Éléments transposables et adaptation locale chez les apparentés sauvages du maïs cultivé

par Natalia Martinez

Projet de thèse en Biologie

Sous la direction de Maud Tenaillon.

Thèses en préparation à Paris Saclay en cotutelle avec l'UNAM , dans le cadre de Sciences du Végétal : du gène à l'écosystème , en partenariat avec Génétique Quantitative et Évolution - Le Moulon (laboratoire) , DyGAP: Dynamique du Génome et Adaptation des Plantes cultivées (equipe de recherche) et de Université Paris-Sud (établissement de préparation de la thèse) depuis le 01-10-2015 .


  • Résumé

    La téosinte est le parent le plus proche au maïs cultivé et elle est particulièrement intéressant pour étudier la génomique écologique des populations parce que sa distribution couvrent une vaste gamme des conditions environnementales en devenant idéales pour chercher des évidences d'adaptation local. Nous avons choisi les deux sous-espèces qui sont les plus proches au maïs et qui se trouvent seulement au Mexique : Zea mays ssp. parviglumis, distribué dans conditionnes plus chauds et mésiques sous 1800 m d'altitude et Zea mays ssp. mexicana qui habitent à une altitude plus haut où les conditionnes sont plus sèches et froids. Nous explorerons la variabilité génomique des éléments transposables (ET). Ils sont des éléments génétiques égoïstes qui ont ou ont eu la capacité de se déplacer entre différentes régions du génome, ils constituent le ~85% du génome du maïs et contribuent à la variabilité fonctionnel du génome via inactivation génétique et modulation de la expression génique. Pour évaluer la contribution des ET en processus adaptatifs passées et présents nous prendrons insertions des ET de données de séquençage haut débit par six populations obtenues du échantillonnage stratégique sur 31 populations correspondant à deux gradients d'altitude à Mexique. Parmi ces ET nous choisirons un sus-échantillonnage lesquels semblent de être sous sélection d'accord as modélisations coalescentes, corrélations avec variables environnementales et scannes génomiques pour valeurs extrêmes de FST. Pour eux nous dessinerons des amorces pour amplifier toutes nos populations via PCR et pouvoir faire une comparaison dedans et entre gradients. Nous ferons aussi une analyse d'association entre les ET génotypés avec des caractères phénotypiques que notre équipe a déjà mesuré sur une expérience de jardin commun avec 11 populations.
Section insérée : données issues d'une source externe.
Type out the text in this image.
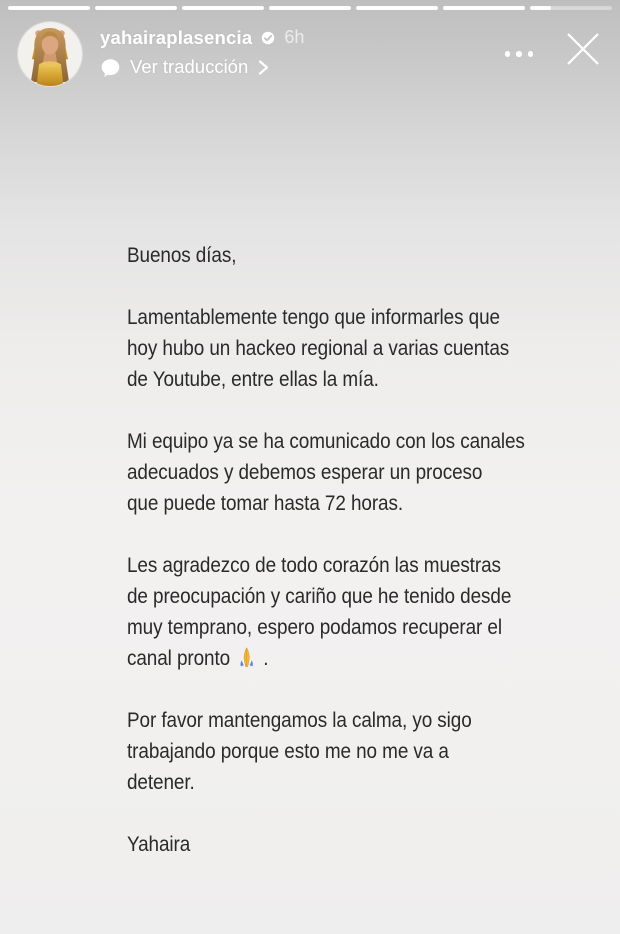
yahairaplasencia 6h
Ver traducción

Buenos días,

Lamentablemente tengo que informarles que
hoy hubo un hackeo regional a varias cuentas
de Youtube, entre ellas la mía.

Mi equipo ya se ha comunicado con los canales
adecuados y debemos esperar un proceso
que puede tomar hasta 72 horas.

Les agradezco de todo corazón las muestras
de preocupación y cariño que he tenido desde
muy temprano, espero podamos recuperar el
canal pronto  .

Por favor mantengamos la calma, yo sigo
trabajando porque esto me no me va a
detener.

Yahaira
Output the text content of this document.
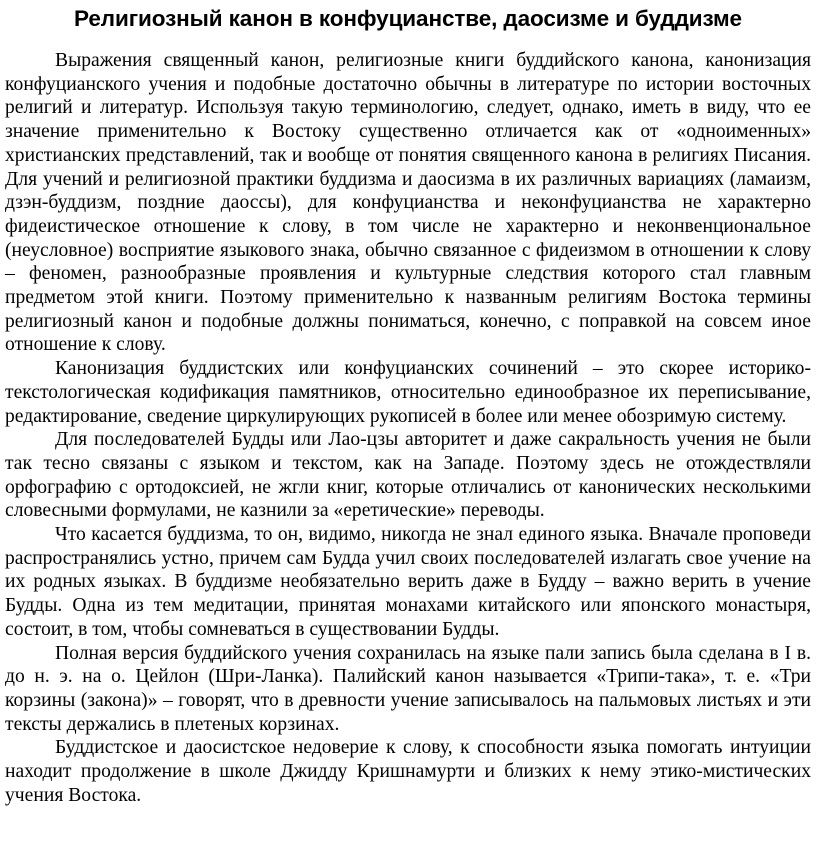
Религиозный канон в конфуцианстве, даосизме и буддизме

Выражения священный канон, религиозные книги буддийского канона, канонизация конфуцианского учения и подобные достаточно обычны в литературе по истории восточных религий и литератур. Используя такую терминологию, следует, однако, иметь в виду, что ее значение применительно к Востоку существенно отличается как от «одноименных» христианских представлений, так и вообще от понятия священного канона в религиях Писания. Для учений и религиозной практики буддизма и даосизма в их различных вариациях (ламаизм, дзэн-буддизм, поздние даоссы), для конфуцианства и неконфуцианства не характерно фидеистическое отношение к слову, в том числе не характерно и неконвенциональное (неусловное) восприятие языкового знака, обычно связанное с фидеизмом в отношении к слову – феномен, разнообразные проявления и культурные следствия которого стал главным предметом этой книги. Поэтому применительно к названным религиям Востока термины религиозный канон и подобные должны пониматься, конечно, с поправкой на совсем иное отношение к слову.

Канонизация буддистских или конфуцианских сочинений – это скорее историко-текстологическая кодификация памятников, относительно единообразное их переписывание, редактирование, сведение циркулирующих рукописей в более или менее обозримую систему.

Для последователей Будды или Лао-цзы авторитет и даже сакральность учения не были так тесно связаны с языком и текстом, как на Западе. Поэтому здесь не отождествляли орфографию с ортодоксией, не жгли книг, которые отличались от канонических несколькими словесными формулами, не казнили за «еретические» переводы.

Что касается буддизма, то он, видимо, никогда не знал единого языка. Вначале проповеди распространялись устно, причем сам Будда учил своих последователей излагать свое учение на их родных языках. В буддизме необязательно верить даже в Будду – важно верить в учение Будды. Одна из тем медитации, принятая монахами китайского или японского монастыря, состоит, в том, чтобы сомневаться в существовании Будды.

Полная версия буддийского учения сохранилась на языке пали запись была сделана в I в. до н. э. на о. Цейлон (Шри-Ланка). Палийский канон называется «Трипи-така», т. е. «Три корзины (закона)» – говорят, что в древности учение записывалось на пальмовых листьях и эти тексты держались в плетеных корзинах.

Буддистское и даосистское недоверие к слову, к способности языка помогать интуиции находит продолжение в школе Джидду Кришнамурти и близких к нему этико-мистических учения Востока.
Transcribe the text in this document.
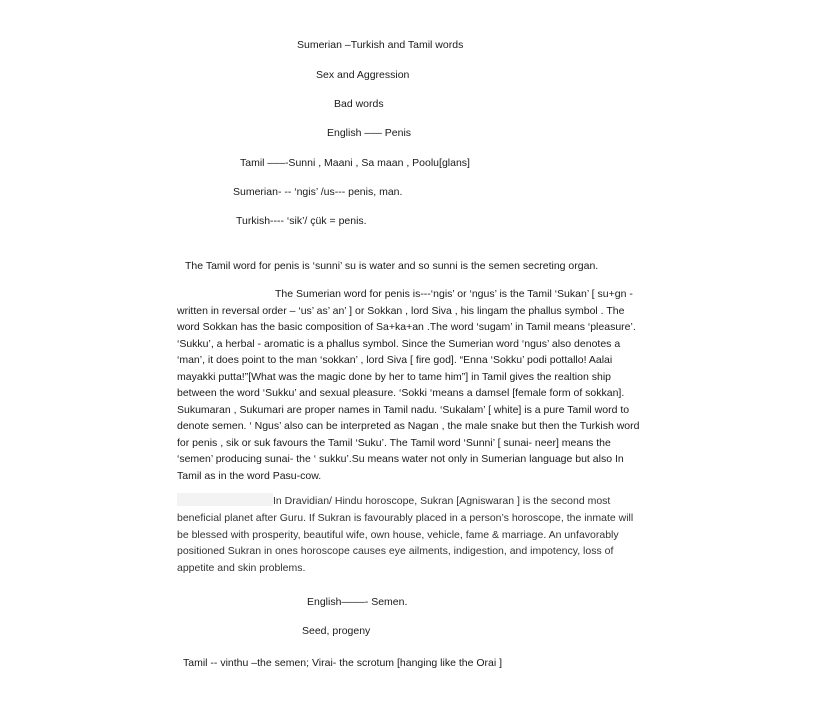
Sumerian –Turkish and Tamil words
Sex and Aggression
Bad words
English ––– Penis
Tamil –––-Sunni , Maani , Sa maan , Poolu[glans]
Sumerian- -- ‘ngis’ /us--- penis, man.
Turkish---- ‘sik’/ çük = penis.
The Tamil word for penis is ‘sunni’ su is water and so sunni is the semen secreting organ.
The Sumerian word for penis is---‘ngis’ or ‘ngus’ is the Tamil ‘Sukan’ [ su+gn - written in reversal order – ‘us’ as’ an’ ] or Sokkan , lord Siva , his lingam the phallus symbol . The word Sokkan has the basic composition of Sa+ka+an .The word ‘sugam’ in Tamil means ‘pleasure’. ‘Sukku’, a herbal - aromatic is a phallus symbol. Since the Sumerian word ‘ngus’ also denotes a ‘man’, it does point to the man ‘sokkan’ , lord Siva [ fire god]. “Enna ‘Sokku’ podi pottallo! Aalai mayakki putta!”[What was the magic done by her to tame him”] in Tamil gives the realtion ship between the word ‘Sukku’ and sexual pleasure. ‘Sokki ‘means a damsel [female form of sokkan]. Sukumaran , Sukumari are proper names in Tamil nadu. ‘Sukalam’ [ white] is a pure Tamil word to denote semen. ‘ Ngus’ also can be interpreted as Nagan , the male snake but then the Turkish word for penis , sik or suk favours the Tamil ‘Suku’. The Tamil word ‘Sunni’ [ sunai- neer] means the ‘semen’ producing sunai- the ‘ sukku’.Su means water not only in Sumerian language but also In Tamil as in the word Pasu-cow.
In Dravidian/ Hindu horoscope, Sukran [Agniswaran ] is the second most beneficial planet after Guru. If Sukran is favourably placed in a person’s horoscope, the inmate will be blessed with prosperity, beautiful wife, own house, vehicle, fame & marriage. An unfavorably positioned Sukran in ones horoscope causes eye ailments, indigestion, and impotency, loss of appetite and skin problems.
English––––- Semen.
Seed, progeny
Tamil -- vinthu –the semen; Virai- the scrotum [hanging like the Orai ]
Comme l'histoire démographique peut gérer des résultats de fréquence similaires pour effet de la dérive génétique, nous essaierons de contrôler pour la structure des populations avec marqueurs de répétition simple (SSR) sur nos échantillons.

  • Titre traduit

    Transposable elements and local adaptation in teosintes, the closest wild relatives of maize.


  • Résumé

    Ecological population genomics in teosintes, the closest relatives of maize (Zea mays ssp. mays), proves particularly interesting because their distribution spans a wide range of environmental conditions making them ideal to search for evidence of local adaptation. We have chosen the two subspecies which are closest to maize and are found only in Mexico: Zea mays ssp. parviglumis, distributed in warmer and mesic conditions below 1800m and Zea mays ssp. mexicana, thriving in drier and cooler conditions at higher altitude. We will explore transposable element (TEs) genome variability. These selfish genetic elements have or have had the capacity to move between different regions of the genome, they constitute an ~85% of maize genome and they contribute to functional genomic variability via gene inactivation and modulation of gene expression. In order to evaluate the contribution of TEs in past and present adaptive processes in our two teosinte subspecies we will retrieve TE insertions from High Throughput Sequencing (HTS) data for 6 populations from a strategic sampling of 31 populations throughout two altitudinal gradients in Mexico. From these we shall draw a subset as candidates of being under selection by means of coalescent modeling, environmental correlation analyses and an FST outlier genome scans. For these, we will design specific primers for PCR amplification in a larger sample encompassing the whole gradient in order to perform a clinal analyses. We will also undertake an association analysis between genotyped TE candidates and phenotypic traits that our team has measured in a common garden experiment carried out with a subset of 11 populations. As demographic history can generate similar frequency patterns between populations through genetic drift, we will attempt to control for population structure by genotyping an array of simple sequence repeat markers on our sample.